Poteva trasformarsi perfino nell’ultimo pretesto per una crisi, e precipitare l’Italia verso le elezioni anticipate. E avrebbe sicuramente propagato fiamme polemiche sull’«invasione» dei migranti, proprio mentre si sta cercando un argine strategico contro gli sbarchi. Il modo in cui ieri sera, in quattro righe, Paolo Gentiloni ha archiviato la pratica, è uno sforzo di diplomazia, esercitato in primo luogo verso il suo Pd: quello che con Matteo Renzi sembrava pronto a tutto pur di approvarla subito. Ma il problema è proprio questo: il sì al Senato non era affatto scontato. E il solo rischio di uno scivolone mentre il governo conduce una trattativa spinosa con Bruxelles sulla manovra economica autunnale, sapeva di azzardo. Gentiloni si è limitato a dire quello che molti pensano: la legge è «giusta», ma «non ci sono le condizioni» per farla passare adesso. È consapevole che gli arrivi dei migranti gonfiano la propaganda xenofoba, oltre ad alimentare le preoccupazioni di un’opinione pubblica disorientata, in una miscela politicamente tossica. C’è dunque, nella decisione, anche una remora che si può definire elettorale. Ma conta forse di più un Senato diviso in tribù senza capi, di fatto incontrollabile. Guardare in faccia le «difficoltà emerse in alcuni settori della maggioranza» ha fatto ritenere più opportuno a Gentiloni che il provvedimento «sulla cittadinanza ai minori stranieri nati in Italia» slitti.
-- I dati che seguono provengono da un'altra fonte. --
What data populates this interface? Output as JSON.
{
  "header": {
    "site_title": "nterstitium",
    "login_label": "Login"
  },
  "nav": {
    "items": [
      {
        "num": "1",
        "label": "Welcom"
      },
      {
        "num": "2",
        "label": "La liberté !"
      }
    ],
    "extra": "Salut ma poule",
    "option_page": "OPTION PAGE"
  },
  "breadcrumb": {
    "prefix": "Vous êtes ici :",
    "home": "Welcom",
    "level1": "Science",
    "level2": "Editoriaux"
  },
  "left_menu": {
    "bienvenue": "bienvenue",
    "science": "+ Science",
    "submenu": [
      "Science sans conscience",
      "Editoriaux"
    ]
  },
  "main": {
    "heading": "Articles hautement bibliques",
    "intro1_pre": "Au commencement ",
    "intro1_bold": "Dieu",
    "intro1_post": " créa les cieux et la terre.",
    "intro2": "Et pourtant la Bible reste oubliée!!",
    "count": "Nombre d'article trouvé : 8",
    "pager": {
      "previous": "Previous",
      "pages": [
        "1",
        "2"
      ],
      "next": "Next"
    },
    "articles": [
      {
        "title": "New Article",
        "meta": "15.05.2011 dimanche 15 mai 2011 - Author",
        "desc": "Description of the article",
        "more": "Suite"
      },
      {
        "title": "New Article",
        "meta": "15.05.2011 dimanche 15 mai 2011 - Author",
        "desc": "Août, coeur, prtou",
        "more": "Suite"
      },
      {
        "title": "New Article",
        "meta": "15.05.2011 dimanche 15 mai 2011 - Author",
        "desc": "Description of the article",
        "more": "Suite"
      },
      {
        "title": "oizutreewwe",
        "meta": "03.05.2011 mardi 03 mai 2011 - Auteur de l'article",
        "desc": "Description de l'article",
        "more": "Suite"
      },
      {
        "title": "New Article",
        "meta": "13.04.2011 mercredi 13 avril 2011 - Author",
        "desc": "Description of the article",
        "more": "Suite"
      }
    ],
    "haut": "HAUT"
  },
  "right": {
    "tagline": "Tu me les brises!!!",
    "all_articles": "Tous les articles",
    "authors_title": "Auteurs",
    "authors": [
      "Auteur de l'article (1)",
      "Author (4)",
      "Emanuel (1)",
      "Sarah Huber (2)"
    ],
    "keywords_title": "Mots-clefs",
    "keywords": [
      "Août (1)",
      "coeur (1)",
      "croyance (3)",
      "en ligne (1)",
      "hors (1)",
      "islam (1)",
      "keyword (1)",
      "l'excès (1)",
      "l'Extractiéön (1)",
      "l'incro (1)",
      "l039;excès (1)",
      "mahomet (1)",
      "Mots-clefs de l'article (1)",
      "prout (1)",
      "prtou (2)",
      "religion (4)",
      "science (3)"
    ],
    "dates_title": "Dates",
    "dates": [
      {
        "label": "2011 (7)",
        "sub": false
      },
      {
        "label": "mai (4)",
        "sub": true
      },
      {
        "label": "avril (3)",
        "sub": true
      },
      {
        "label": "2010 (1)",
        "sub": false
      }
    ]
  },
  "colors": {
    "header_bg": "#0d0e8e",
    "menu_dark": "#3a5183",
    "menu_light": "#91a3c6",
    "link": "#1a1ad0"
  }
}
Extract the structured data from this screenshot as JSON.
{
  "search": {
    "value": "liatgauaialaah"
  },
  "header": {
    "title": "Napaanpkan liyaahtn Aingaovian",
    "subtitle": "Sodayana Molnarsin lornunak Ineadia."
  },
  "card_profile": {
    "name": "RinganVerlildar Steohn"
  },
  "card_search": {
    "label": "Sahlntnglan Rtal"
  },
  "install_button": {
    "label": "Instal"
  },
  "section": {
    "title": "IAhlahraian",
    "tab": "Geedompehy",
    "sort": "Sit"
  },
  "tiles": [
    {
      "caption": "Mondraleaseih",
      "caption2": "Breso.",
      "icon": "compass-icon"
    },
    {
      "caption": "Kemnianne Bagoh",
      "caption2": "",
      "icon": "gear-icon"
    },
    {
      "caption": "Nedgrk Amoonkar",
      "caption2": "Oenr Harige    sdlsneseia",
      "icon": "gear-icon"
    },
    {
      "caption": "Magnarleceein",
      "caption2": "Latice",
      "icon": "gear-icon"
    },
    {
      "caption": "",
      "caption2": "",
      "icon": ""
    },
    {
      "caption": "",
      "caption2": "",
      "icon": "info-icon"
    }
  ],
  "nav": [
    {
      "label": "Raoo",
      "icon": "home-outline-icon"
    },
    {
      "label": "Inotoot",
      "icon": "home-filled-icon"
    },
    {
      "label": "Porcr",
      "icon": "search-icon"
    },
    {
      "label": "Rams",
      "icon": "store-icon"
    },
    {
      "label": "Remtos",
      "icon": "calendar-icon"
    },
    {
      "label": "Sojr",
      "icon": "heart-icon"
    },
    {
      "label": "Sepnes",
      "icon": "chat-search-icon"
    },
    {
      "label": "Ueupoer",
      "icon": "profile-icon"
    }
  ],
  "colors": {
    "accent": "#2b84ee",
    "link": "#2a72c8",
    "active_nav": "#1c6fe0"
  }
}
Si tratta di un buon segnale. Indica che le priorità del governo alla fine prevalgono su quelle del partito; e che un Pd in agitazione, e tentato da continui strappi, si rende conto di non poter tirare troppo la corda. È vero che Renzi seguirà le decisioni del premier, e che in questa circostanza gli è stato a fianco. Bisogna prenderne atto, e registrare che fino a pochi giorni fa il vertice dem sembrava pretendere il contrario: e cioè che Gentiloni seguisse le decisioni del segretario del Pd. Per fortuna non lo ha fatto, perché il contesto è cambiato. Il governo italiano non vuole ritrovarsi isolato in Europa e assediato all’interno. Il fatto che adesso vengano additati come vincitori di questa contesa simbolica sullo ius soli i centristi di Angelino Alfano e il centrodestra, dipende dalla pervicacia con la quale il Pd ha cavalcato il «sì». Una posizione più meditata gli avrebbe permesso di rivendicare la ragionevolezza di Gentiloni come un proprio successo, e non una sconfitta.